Common reasons claims are rejected
"Pre-existing condition": If the assessor believes the damage pre-dates the claimed event. Good monitoring data showing a clear output drop on the date of the storm is strong counter-evidence.
"Wear and tear": Insurers distinguish between sudden storm damage and gradual degradation. Cracked glass from hail is sudden damage; yellowed encapsulant is gradual degradation (not claimable).
"Installed incorrectly": If the system was installed without CEC accreditation, some policies won't cover it. Always ensure your original installation was CEC-accredited.
"Not permanent structure": Rare, but some budget policies class rooftop solar as a "structure" requiring separate endorsement.
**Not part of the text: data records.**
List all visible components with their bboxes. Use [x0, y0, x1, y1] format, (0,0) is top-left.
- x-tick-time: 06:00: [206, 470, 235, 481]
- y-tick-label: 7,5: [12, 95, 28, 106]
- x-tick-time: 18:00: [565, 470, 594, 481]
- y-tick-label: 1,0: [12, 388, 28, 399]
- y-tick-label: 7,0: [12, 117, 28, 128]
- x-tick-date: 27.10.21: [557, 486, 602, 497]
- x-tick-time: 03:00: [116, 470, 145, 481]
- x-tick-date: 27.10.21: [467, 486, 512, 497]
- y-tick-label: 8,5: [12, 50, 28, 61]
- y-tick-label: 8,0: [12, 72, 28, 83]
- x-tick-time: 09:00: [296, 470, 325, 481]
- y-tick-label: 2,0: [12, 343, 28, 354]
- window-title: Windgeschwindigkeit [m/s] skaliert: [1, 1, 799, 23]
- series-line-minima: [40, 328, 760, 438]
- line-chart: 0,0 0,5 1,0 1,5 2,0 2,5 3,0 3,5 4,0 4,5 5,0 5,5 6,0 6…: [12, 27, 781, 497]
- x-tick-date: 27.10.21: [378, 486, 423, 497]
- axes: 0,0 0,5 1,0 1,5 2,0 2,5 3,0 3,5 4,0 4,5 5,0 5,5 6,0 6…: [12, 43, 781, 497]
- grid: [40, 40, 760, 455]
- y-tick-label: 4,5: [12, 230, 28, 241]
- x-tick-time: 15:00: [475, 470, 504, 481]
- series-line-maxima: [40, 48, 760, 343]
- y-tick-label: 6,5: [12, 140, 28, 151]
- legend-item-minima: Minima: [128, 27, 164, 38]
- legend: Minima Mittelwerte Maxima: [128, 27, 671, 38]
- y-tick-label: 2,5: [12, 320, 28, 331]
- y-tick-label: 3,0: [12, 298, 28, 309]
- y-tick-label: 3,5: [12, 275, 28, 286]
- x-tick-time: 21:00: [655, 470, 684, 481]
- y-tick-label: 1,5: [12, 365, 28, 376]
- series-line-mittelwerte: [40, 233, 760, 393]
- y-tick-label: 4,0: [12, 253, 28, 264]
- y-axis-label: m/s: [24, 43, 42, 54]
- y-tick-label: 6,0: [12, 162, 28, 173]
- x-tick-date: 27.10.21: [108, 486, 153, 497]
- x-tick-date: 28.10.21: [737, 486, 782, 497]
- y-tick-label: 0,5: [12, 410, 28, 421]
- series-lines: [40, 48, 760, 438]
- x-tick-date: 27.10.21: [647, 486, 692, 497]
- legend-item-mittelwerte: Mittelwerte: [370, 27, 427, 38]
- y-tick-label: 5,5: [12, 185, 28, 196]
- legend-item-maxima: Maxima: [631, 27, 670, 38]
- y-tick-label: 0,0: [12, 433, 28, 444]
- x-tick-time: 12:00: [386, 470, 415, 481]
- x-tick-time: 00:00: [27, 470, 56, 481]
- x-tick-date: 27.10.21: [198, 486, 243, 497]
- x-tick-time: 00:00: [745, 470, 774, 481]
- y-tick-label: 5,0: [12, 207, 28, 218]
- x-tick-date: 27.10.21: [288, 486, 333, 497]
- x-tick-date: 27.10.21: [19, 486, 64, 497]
Check your policy documents for whether solar is explicitly listed or whether a PDS exclusion applies.
After a Perth hailstorm: what to check
- Safety first: Don't approach the roof until the storm has fully passed.
- Check inverter output in your monitoring app — a sudden output drop on storm day confirms system impact.
- Visual inspection from ground level before calling the insurer.
- Don't attempt to clean or touch cracked panels — cracked glass can be sharp; damaged panels may also have exposed electrical components.
- If panels are visibly cracked: Contact your installer as well as your insurer — the installer can advise whether the system is safe to leave running while the claim is processed.
Perth solar panels are covered by building insurance in most standard policies, but the claim process requires prompt notification, documentation, and sometimes defending against a "pre-existing" assessment. Monitoring data showing a clear output drop on the storm date is your most useful claim evidence. Confirm your policy covers solar panels before an event occurs — check the policy schedule and contact your insurer if solar isn't explicitly listed.